DATE: AUGUST 10, 2022
How should Guyana leverage oil and gas revenues to produce a world-class twenty-first-century education system at all levels, focusing on broad coverage of the country and with strong links to the best institutions of higher learning abroad while fostering local skills in key local content areas?
Education and innovations pertinent to industry needs are vital to national development. State leaders must be deliberate in privileging human capital investments, given their connectedness to sustainable economic growth. The education sector and innovations therein are particularly salient for Guyana and the Caribbean as the nation now occupies a seat around the global table of leading oil producers
Dr. Cardinal Warde, considered one of the world’s leading experts on materials, devices, and systems for optical information processing, is a professor of electrical engineering at MIT. Professor Warde is the Executive Director of Caribbean Science Foundation (http://caribbeanscience.org/) CARICOM Research Building UWI Cave Hill Campus, Bridgetown, Barbados.
Prof. Edward Greene, former UN Special Envoy and CARICOM Deputy Secretary General, Chancellor of the University of Guyana.
Prof. Paloma Mohamed, Ph.D., MS AA, eleventh Vice Chancellor of the University of Guyana. She is a full Professor of behavior and communications and is noted as a futurist scholar for her work on change in both humans and human systems. She is the first woman to lead the University in its 58-year history and the first to be appointed Vice-Chancellor at any University in the Anglophone Caribbean.
Dr. Leyland Lucas, Dean, School of Entrepreneurship & Business Innovation at the University of Guyana.
Dr. Terrence Blackman, Medgar Evers College at the City University of New York, Guyana Business Journal
Dr. David E. Lewis, Caribbean Policy Consortium & Manchester Trade Ltd. Inc.
Dr.

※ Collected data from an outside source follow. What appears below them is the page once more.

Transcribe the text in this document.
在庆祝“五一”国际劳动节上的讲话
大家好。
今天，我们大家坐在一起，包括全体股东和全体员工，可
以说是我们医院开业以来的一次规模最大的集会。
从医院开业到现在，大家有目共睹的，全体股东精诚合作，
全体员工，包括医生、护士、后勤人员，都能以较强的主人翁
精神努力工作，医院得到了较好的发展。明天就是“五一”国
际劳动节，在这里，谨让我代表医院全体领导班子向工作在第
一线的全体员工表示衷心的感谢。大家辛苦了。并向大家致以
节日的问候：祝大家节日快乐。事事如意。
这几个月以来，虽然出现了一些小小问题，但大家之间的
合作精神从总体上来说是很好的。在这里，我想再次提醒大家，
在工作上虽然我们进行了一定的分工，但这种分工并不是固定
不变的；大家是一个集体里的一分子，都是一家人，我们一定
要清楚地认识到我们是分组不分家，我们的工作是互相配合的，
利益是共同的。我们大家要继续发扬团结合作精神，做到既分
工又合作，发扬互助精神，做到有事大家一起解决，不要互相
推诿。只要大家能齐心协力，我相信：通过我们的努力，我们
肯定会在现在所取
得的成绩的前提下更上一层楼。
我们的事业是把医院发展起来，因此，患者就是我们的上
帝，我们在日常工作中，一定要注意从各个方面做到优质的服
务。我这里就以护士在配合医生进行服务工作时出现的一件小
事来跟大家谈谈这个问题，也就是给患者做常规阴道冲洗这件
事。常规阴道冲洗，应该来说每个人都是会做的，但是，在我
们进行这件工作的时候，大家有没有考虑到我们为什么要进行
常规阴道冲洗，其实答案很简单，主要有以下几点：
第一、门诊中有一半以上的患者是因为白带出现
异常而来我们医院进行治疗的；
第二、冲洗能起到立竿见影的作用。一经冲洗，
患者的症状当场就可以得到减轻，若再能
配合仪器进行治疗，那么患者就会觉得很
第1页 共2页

Paloma Mohamed Martin (Vice Chancellor of the University of Guyana)
“The process of building a technically competent workforce cannot be successful if it is done in isolation from the education systems… The education and training infrastructure must therefore be developed as a true partnership… with the local universities, training institutions, and technical vocational institutes as well as operators and their service providers.”
“We have to scale up. We cannot keep up with the demand for instance for engineers, persons in computing and so on. We are getting huge demand for support services, so international affairs, languages, economics, finance… that support these industries (oil and gas).”
“The human infrastructure of a country is what will sustain a country and what will ensure sustainability.”
Dr. Edward Greene (Chancellor of the University of Guyana)
“One of the most striking paradoxes that we have to take into consideration as we move ahead is the resource curse, of which Guyana must be mindful. Countries rich in nonrenewable natural resources, such as oil and minerals, have experienced according to the overall analysis, slower economic growth than resource poor countries… Our emphasis should be placed on the wider issues of human development… more particularly on human capital development.”
“We must take education as an investment in human development.”
Dr. Leyland Lucas (Dean, School of Entrepreneurship and Business Innovation)
“We need to move away from this obsession with growth and focus on development… Development is what will take this country forward and education is part of the conversation about development.”
Dr. Cardinal Warde (Executive Director of the Caribbean Science Foundation)
“The government needs to get the people involved and get the people to be passionate about the new direction and science and technology and where it can take Guyana.”
“Oil and gas will one day be gone… but I think we will be using fossil fuels for a while… Using the resources that you have to diversify your economy now, and yes, we all agree, education is the key and developing the work force for the future is key towards diversifying the economy.”